Solve the problem when compiling CUDA fortran with PGI fortran compiler
when we have a Fortran source code as given below, named test_gemm.cuf
The code is coming from here.
module precision
! Precision control
integer, parameter, public :: Single = kind(0.0) ! Single precision
integer, parameter, public :: Double = kind(0.0d0) ! Double precision
integer, parameter, public :: fp_kind = Double
!integer, parameter, public :: fp_kind = Single
end module precision
module cublas
!
! Define the INTERFACE to the NVIDIA C code cublasSgemm and cublasDgemm
!
interface cuda_gemm
!
! void cublasSgemm (char transa, char transb, int m, int n,
! int k, float alpha, const float *A, int lda,
! const float *B, int ldb, float beta, float *C, int ldc)
!
subroutine cuda_sgemm(cta, ctb, m, n, k,&
alpha, A, lda, B, ldb, beta, c, ldc) bind(C,name='cublasSgemm')
use iso_c_binding
character(1,c_char),value :: cta, ctb
integer(c_int),value :: m,n,k,lda,ldb,ldc
real(c_float),value :: alpha,beta
real(c_float), device, dimension(lda,*) :: A
real(c_float), device, dimension(ldb,*) :: B
real(c_float), device, dimension(ldc,*) :: C
end subroutine cuda_sgemm
!
! void cublasDgemm (char transa, char transb, int m, int n,
! int k, double alpha, const double *A, int lda,
! const double *B, int ldb, double beta, double *C, int ldc)
!
subroutine cuda_dgemm(cta, ctb, m, n, k,&
alpha, A, lda, B, ldb, beta, c, ldc) bind(C,name='cublasDgemm')
use iso_c_binding
character(1,c_char),value :: cta, ctb
integer(c_int),value :: m,n,k,lda,ldb,ldc
real(c_double),value :: alpha,beta
real(c_double), device, dimension(lda,*) :: A
real(c_double), device, dimension(ldb,*) :: B
real(c_double), device, dimension(ldc,*) :: C
end subroutine cuda_dgemm
end interface
end module cublas
program gemm_test
use precision
use cublas
real(fp_kind) ,allocatable:: a(:,:),b(:,:),c(:,:)
real(fp_kind),device,allocatable:: a_d(:,:),b_d(:,:),c_d(:,:)

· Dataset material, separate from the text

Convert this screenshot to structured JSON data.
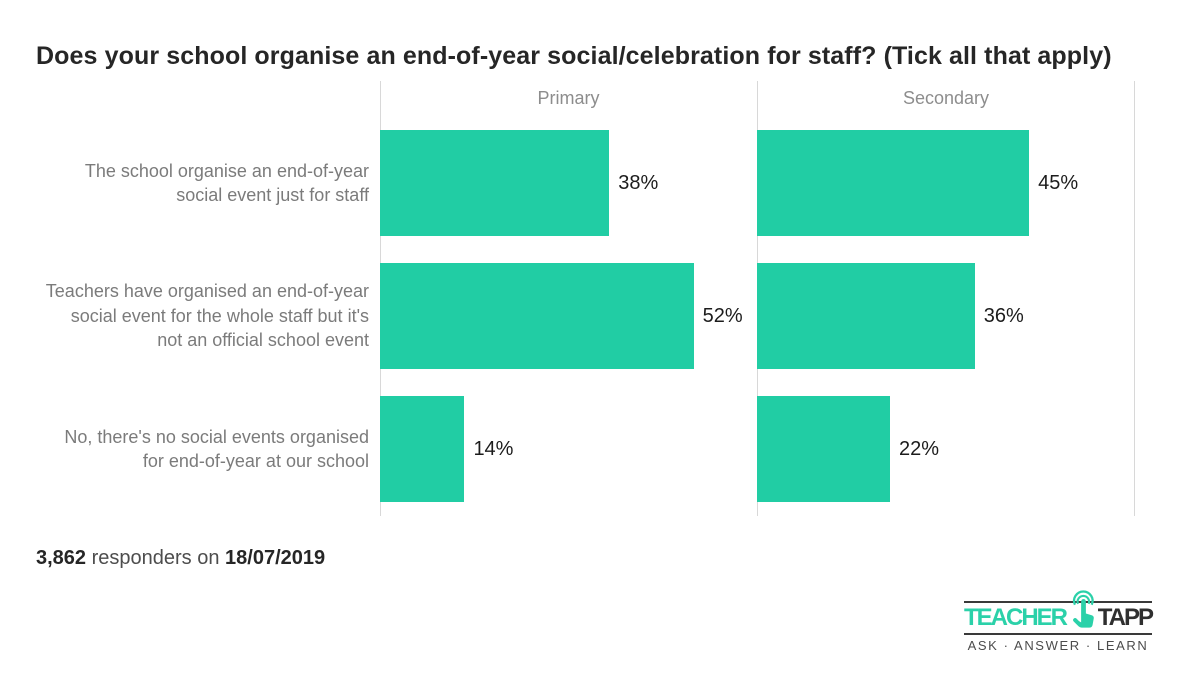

real(fp_kind):: alpha,beta
integer:: n,m,k
n=4
m=4
k=4
alpha=1._fp_kind
beta=2._fp_kind
! allocate arrays on the host
allocate (a(m,k))
allocate (b(k,n))
allocate (c(m,n))
! allocate arrays on the device
allocate (a_d(m,k))
allocate (b_d(k,n))
allocate (c_d(m,n))
!initialize arrays on host
a=1
b=2
c=3
!copy arrays to device
a_d=a
b_d=b
c_d=c
print *, "Matrix A:"
print *, a
print *, "Matrix B:"
print *, b
print *, "Matrix C:"
print *, c
call cuda_gemm ('N','N',m,n,k,alpha,a_d,m,b_d,k,beta,c_d,m)
c=c_d
print *, "Matrix C = alpha A*B+ beta C"
print *, c
!release memory on the host
deallocate (a,b,c)
!release memory on the device
deallocate (a_d,b_d,c_d)
end program gemm_test
Compile it from PGI BASH, using the command below will give you LINK Error: LNK1104: Can not open "libcublas.lib"
pgfortran -Mcuda -o test_gemm test_gemm.cuf -lcublas
After carefully checking, we already have the NVIDIA CUDA library installed. In PGI we also have they ready at C:Program FilesMATLABR2019bsyscudawin64cudalibx64 in my case.
Such error simply implies that the linker is trying to find the lib file named after libcublas.lib rather than cublas.lib, the latter of which is the one really exists.
The solution is, go to the directory where the library files asides, using soft link or hard link to make a copy using the name that can comfort the linker like below
for i in `ls *.lib`
do ln -s $i lib$i
done
Then the problem is solved. The linker now can find the library files it needs.